It was a night Douglas senior James McLaughlin said he'll remember for the rest of his life.
He'd just returned from the Double Pump West Coast All-Star Camp in California and was working his normal shift at Round Table Pizza.
Then the call came.
"It was my mom and she said that I wasn't going to believe who just called our house," McLaughlin said. "I didn't think it was going to be anything about basketball.
"She said it was a coach from the University of Montana (Andy Hill).
"I just had to walk outside, I had no idea. It was a huge shock to me."
He'd been named among the top 20 juniors at the camp, but this was the first contact he'd received from a Division I school (coaches are allowed one phone call before July 1 of a student's senior year).
That brought about the next question though. What next?
The McLaughlins decided the best approach would be to let colleges know James was serious about playing at the next level.
"We enrolled him in the NCAA Clearinghouse," James' dad, Joe McLaughlin said. "It certifies your GPA, your test scores and all of that and it pretty much becomes public knowledge to college coaches.
"It's pretty simple, if you aren't cleared by the NCAA, they don't know who you are.
They won't know what they're getting."
The process, McLaughlin said, is simple enough " Just an online form and a subsequent printout that has to be submitted to the high school administration which in turn is sent to the NCAA.
"At camps, they have you write down your GPA and stuff," James McLaughlin said.
"But the clearinghouse verifies what you're saying. It also gives you an idea if you have the right classes in place so you don't get caught off-guard with anything in your transcripts before it's too late."

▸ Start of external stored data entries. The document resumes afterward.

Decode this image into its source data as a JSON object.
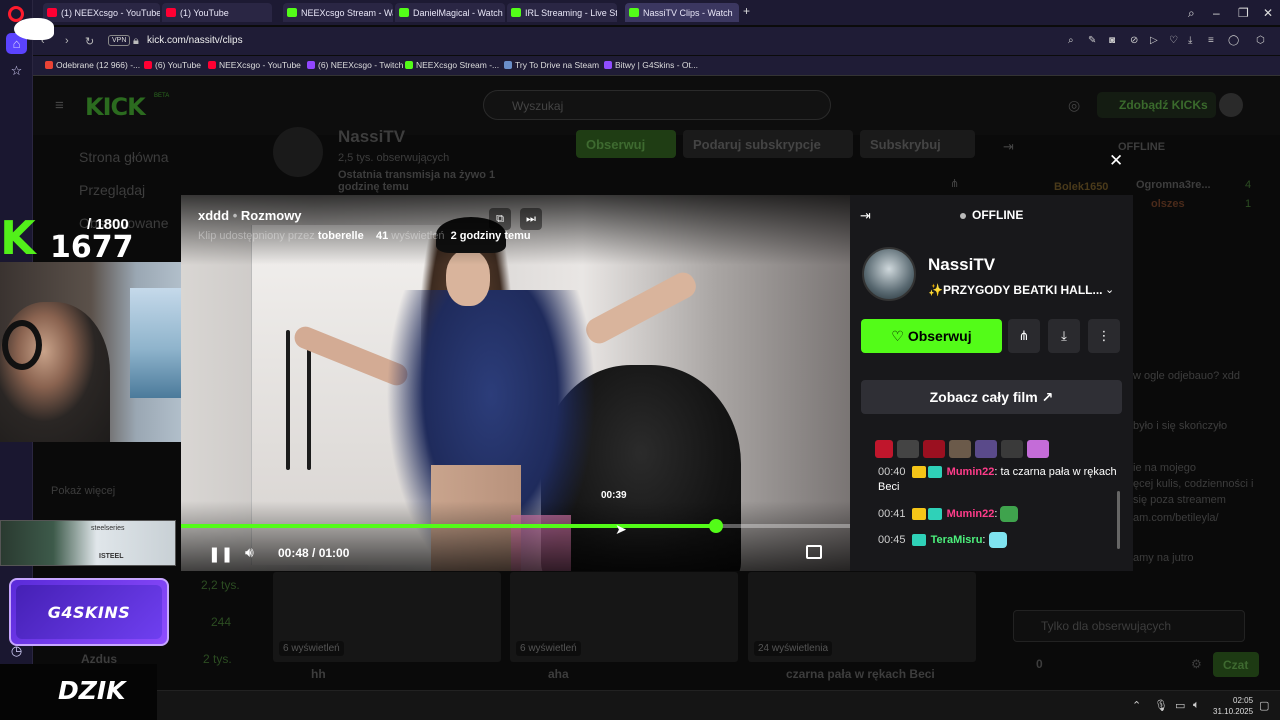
{
  "browser": {
    "tabs": [
      {
        "label": "(1) NEEXcsgo - YouTube",
        "icon": "youtube-icon",
        "color": "#ff0033"
      },
      {
        "label": "(1) YouTube",
        "icon": "youtube-icon",
        "color": "#ff0033"
      },
      {
        "label": "NEEXcsgo Stream - Watch",
        "icon": "kick-icon",
        "color": "#53fc18"
      },
      {
        "label": "DanielMagical - Watch the",
        "icon": "kick-icon",
        "color": "#53fc18"
      },
      {
        "label": "IRL Streaming - Live Strea",
        "icon": "kick-icon",
        "color": "#53fc18"
      },
      {
        "label": "NassiTV Clips - Watch",
        "icon": "kick-icon",
        "color": "#53fc18"
      }
    ],
    "new_tab": "+",
    "vpn": "VPN",
    "url": "kick.com/nassitv/clips",
    "bookmarks": [
      {
        "label": "Odebrane (12 966) -...",
        "color": "#ea4335"
      },
      {
        "label": "(6) YouTube",
        "color": "#ff0033"
      },
      {
        "label": "NEEXcsgo - YouTube",
        "color": "#ff0033"
      },
      {
        "label": "(6) NEEXcsgo - Twitch",
        "color": "#9146ff"
      },
      {
        "label": "NEEXcsgo Stream -...",
        "color": "#53fc18"
      },
      {
        "label": "Try To Drive na Steam",
        "color": "#6a8ec9"
      },
      {
        "label": "Bitwy | G4Skins - Ot...",
        "color": "#8f4dff"
      }
    ]
  },
  "kick": {
    "logo": "KICK",
    "beta": "BETA",
    "search_placeholder": "Wyszukaj",
    "get_kicks": "Zdobądź KICKs",
    "nav": [
      "Strona główna",
      "Przeglądaj",
      "Obserwowane"
    ],
    "show_more": "Pokaż więcej",
    "channel_name": "NassiTV",
    "followers": "2,5 tys. obserwujących",
    "last_stream": "Ostatnia transmisja na żywo 1 godzinę temu",
    "buttons": {
      "follow": "Obserwuj",
      "gift": "Podaruj subskrypcje",
      "subscribe": "Subskrybuj"
    },
    "sidebar_counts": [
      "2,2 tys.",
      "244",
      "2 tys."
    ],
    "sidebar_user": "Azdus",
    "thumbs": [
      {
        "views": "6 wyświetleń",
        "title": "hh"
      },
      {
        "views": "6 wyświetleń",
        "title": "aha"
      },
      {
        "views": "24 wyświetlenia",
        "title": "czarna pała w rękach Beci"
      }
    ],
    "chat_bg": {
      "offline": "OFFLINE",
      "users": [
        "Bolek1650",
        "Ogromna3re...",
        "olszes"
      ],
      "counts": [
        "4",
        "1"
      ],
      "lines": [
        "w ogle odjebauo? xdd",
        "było i się skończyło",
        "ie na mojego",
        "ęcej kulis, codzienności i",
        "się poza streamem",
        "am.com/betileyla/",
        "amy na jutro"
      ],
      "placeholder": "Tylko dla obserwujących",
      "kicks": "0",
      "send": "Czat"
    }
  },
  "stream_overlay": {
    "kick_mark": "K",
    "goal_small": "/ 1800",
    "goal_big": "1677",
    "sponsor_1": "steelseries",
    "sponsor_1_sub": "ISTEEL",
    "sponsor_2": "G4SKINS",
    "sponsor_3": "DZIK"
  },
  "clip": {
    "title": "xddd",
    "category": "Rozmowy",
    "sub_prefix": "Klip udostępniony przez",
    "clipper": "toberelle",
    "views": "41",
    "views_label": "wyświetleń",
    "age": "2 godziny temu",
    "hover_time": "00:39",
    "time": "00:48 / 01:00",
    "progress": 0.8
  },
  "panel": {
    "status": "OFFLINE",
    "name": "NassiTV",
    "stream_title": "✨PRZYGODY BEATKI HALL...",
    "follow": "Obserwuj",
    "watch_full": "Zobacz cały film",
    "chat": [
      {
        "time": "00:40",
        "user": "Mumin22",
        "user_color": "pink",
        "text": ": ta czarna pała w rękach Beci",
        "emote": false
      },
      {
        "time": "00:41",
        "user": "Mumin22",
        "user_color": "pink",
        "text": ":",
        "emote": true
      },
      {
        "time": "00:45",
        "user": "TeraMisru",
        "user_color": "green",
        "text": ":",
        "emote": true
      }
    ]
  },
  "taskbar": {
    "time": "02:05",
    "date": "31.10.2025"
  }
}
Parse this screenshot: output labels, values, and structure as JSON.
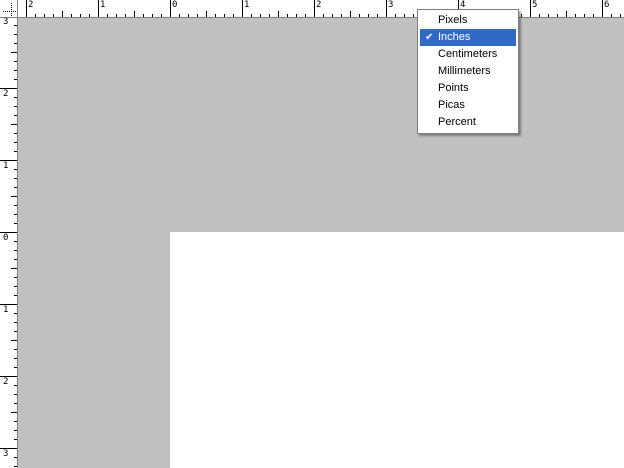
{
  "ruler": {
    "unit": "Inches",
    "top_labels": [
      "2",
      "1",
      "0",
      "1",
      "2",
      "3",
      "4",
      "5",
      "6"
    ],
    "left_labels": [
      "3",
      "2",
      "1",
      "0",
      "1",
      "2",
      "3"
    ]
  },
  "unit_menu": {
    "items": [
      {
        "label": "Pixels",
        "checked": false
      },
      {
        "label": "Inches",
        "checked": true
      },
      {
        "label": "Centimeters",
        "checked": false
      },
      {
        "label": "Millimeters",
        "checked": false
      },
      {
        "label": "Points",
        "checked": false
      },
      {
        "label": "Picas",
        "checked": false
      },
      {
        "label": "Percent",
        "checked": false
      }
    ],
    "check_glyph": "✔"
  },
  "colors": {
    "pasteboard": "#c0c0c0",
    "page": "#ffffff",
    "selection": "#316ac5"
  }
}
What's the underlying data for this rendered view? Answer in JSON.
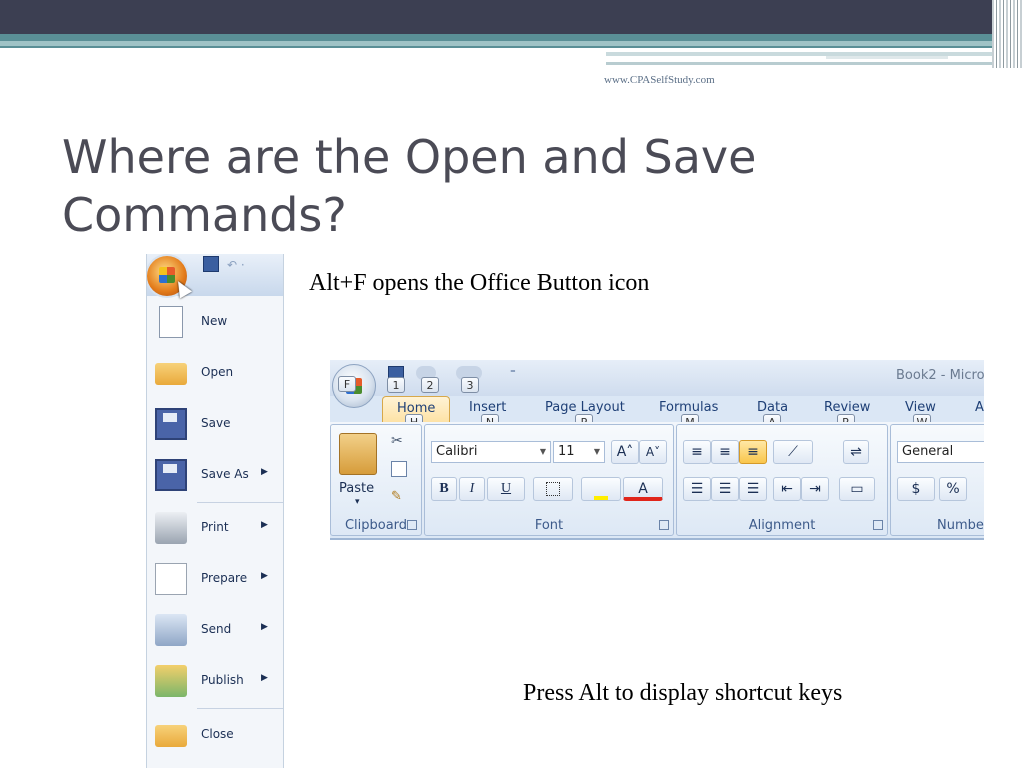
{
  "site_url": "www.CPASelfStudy.com",
  "slide_title": "Where are the Open and Save Commands?",
  "caption_office_button": "Alt+F opens the Office Button icon",
  "caption_shortcuts": "Press Alt to display shortcut keys",
  "office_menu": {
    "items": [
      {
        "label": "New",
        "icon": "new-document-icon",
        "submenu": false
      },
      {
        "label": "Open",
        "icon": "folder-open-icon",
        "submenu": false
      },
      {
        "label": "Save",
        "icon": "save-disk-icon",
        "submenu": false
      },
      {
        "label": "Save As",
        "icon": "save-as-icon",
        "submenu": true
      },
      {
        "label": "Print",
        "icon": "printer-icon",
        "submenu": true
      },
      {
        "label": "Prepare",
        "icon": "prepare-icon",
        "submenu": true
      },
      {
        "label": "Send",
        "icon": "send-icon",
        "submenu": true
      },
      {
        "label": "Publish",
        "icon": "publish-icon",
        "submenu": true
      },
      {
        "label": "Close",
        "icon": "close-folder-icon",
        "submenu": false
      }
    ],
    "arrow": "▶"
  },
  "ribbon": {
    "office_button_keytip": "F",
    "qat_keytips": [
      "1",
      "2",
      "3"
    ],
    "qat_more": "⁼",
    "document_title": "Book2 - Micro",
    "tabs": [
      {
        "label": "Home",
        "keytip": "H"
      },
      {
        "label": "Insert",
        "keytip": "N"
      },
      {
        "label": "Page Layout",
        "keytip": "P"
      },
      {
        "label": "Formulas",
        "keytip": "M"
      },
      {
        "label": "Data",
        "keytip": "A"
      },
      {
        "label": "Review",
        "keytip": "R"
      },
      {
        "label": "View",
        "keytip": "W"
      },
      {
        "label": "A",
        "keytip": ""
      }
    ],
    "groups": {
      "clipboard": {
        "label": "Clipboard",
        "paste_label": "Paste",
        "paste_arrow": "▾"
      },
      "font": {
        "label": "Font",
        "font_name": "Calibri",
        "font_size": "11",
        "grow": "A˄",
        "shrink": "A˅",
        "bold": "B",
        "italic": "I",
        "underline": "U",
        "font_color_letter": "A"
      },
      "alignment": {
        "label": "Alignment"
      },
      "number": {
        "label": "Numbe",
        "format": "General",
        "currency": "$",
        "percent": "%"
      }
    }
  },
  "colors": {
    "top_bar": "#3c3f52",
    "teal_band": "#5a8f96",
    "title_text": "#4b4b56",
    "active_tab": "#fde2a6"
  }
}
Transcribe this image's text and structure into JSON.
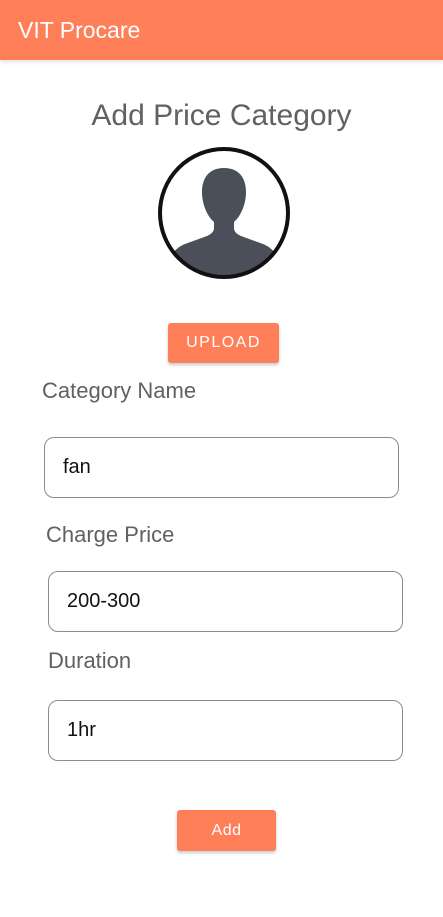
{
  "theme": {
    "accent": "#ff7f58",
    "avatar_fill": "#4a4f5a"
  },
  "app_bar": {
    "title": "VIT Procare"
  },
  "page": {
    "title": "Add Price Category"
  },
  "avatar": {
    "icon": "person-silhouette-icon"
  },
  "upload_button": {
    "label": "UPLOAD"
  },
  "fields": {
    "category_name": {
      "label": "Category Name",
      "value": "fan"
    },
    "charge_price": {
      "label": "Charge Price",
      "value": "200-300"
    },
    "duration": {
      "label": "Duration",
      "value": "1hr"
    }
  },
  "add_button": {
    "label": "Add"
  }
}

McLaughlin has also been asking advice from his friends who've most recently gone through the process (Keith Olson " now at Northern Arizona " and Jeff Nady, who will play football for Nevada next year).
"One of things that has stuck with me the most is that Keith said to make sure to always show interest in the schools that contact you," McLaughlin said. "It shows them that you're worth their time. They just don't know if you're not communicating with them. They don't know where you stand, and that gets around to other schools that might be interested.
"Other than that, it's just a matter of working hard everywhere you go, because you just don't know who is watching you."
Other than that, the next several months will be a waiting game.
With McLaughlin surely to generate some interest based on his athletic ability alone, Douglas High coach Corey Thacker has been asking around about what to expect.
"A lot of it is going to depend on how his July goes," Thacker, who coached at Spring Creek prior to coming to Douglas last season, said. "If he does a good job at his camps and impresses some people, they'll start coming on pretty heavy with the phone calls.
"If the interest is really heavy, then I'll start getting some calls. I've been asking around with other coaches about how to handle it. I've had guys going to a junior college before but I haven't had this type of talent. It'll be exciting."